The feast Crazy Horse shared later that afternoon with Little Hawk and Lone Bear should have seen his unbridled joy continue. They completed together the ceremony of dressing the animal, taking the hide and the meat before ending by facing the head to the east so that the buffalo’s spirit would always be warmed by the rising sun.
They let Little Hawk eat most of the liver in honor of his kill, but there was plenty for all of them to gorge on the sweet, tender meat. With buffalo chips, they built a small fire in the soft grass near the creek, sitting for hours, roasting meat on shaved willow sticks, enjoying the contentment of a full belly and listening to Little Hawk describe the details of a moment that he would recount for all his life. Lone Bear and Crazy Horse told the stories of their own first kills, and other stories, too, stories of hunting and war, stories of their people. They were serious at moments that demanded it, but more often, that day, they laughed together. When they were fully sated, they used the hide and fashioned a crude parfleche to carry the meat that remained, enough to feed them for days if need be.

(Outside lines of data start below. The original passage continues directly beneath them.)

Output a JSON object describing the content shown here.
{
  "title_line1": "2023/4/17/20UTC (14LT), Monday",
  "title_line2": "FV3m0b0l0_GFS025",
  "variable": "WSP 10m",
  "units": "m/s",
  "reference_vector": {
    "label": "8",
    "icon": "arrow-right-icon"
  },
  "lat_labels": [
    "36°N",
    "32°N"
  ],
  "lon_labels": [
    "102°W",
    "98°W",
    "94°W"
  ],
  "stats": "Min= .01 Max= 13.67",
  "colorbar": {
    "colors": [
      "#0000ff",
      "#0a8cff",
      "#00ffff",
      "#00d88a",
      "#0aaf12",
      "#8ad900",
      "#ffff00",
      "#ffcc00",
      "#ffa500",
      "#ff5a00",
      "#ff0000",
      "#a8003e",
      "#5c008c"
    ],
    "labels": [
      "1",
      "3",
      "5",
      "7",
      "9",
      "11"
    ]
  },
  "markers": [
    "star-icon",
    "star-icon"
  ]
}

Crazy Horse was careful to do nothing that might detract from his brother’s moment, but several times he looked up to meet Lone Bear’s inquisitive eyes. His friend knew him well, a fact Crazy Horse appreciated above almost all things. Crazy Horse struggled hard to keep the two rivers of his thoughts inside their own banks, to focus as he did when he aimed at the kill spot on a running buffalo. Yet, try as he might, he could not keep the streams from coming into confluence.
Yes, his purpose in this sacred valley was to hunt, to teach his little brother the ways of the tribe, to wander the land, and to harvest, as needed, its bounty. But there was another purpose … one that made his heart heavy with questions and fear. How could he revel fully in this day when all that it represented was at risk?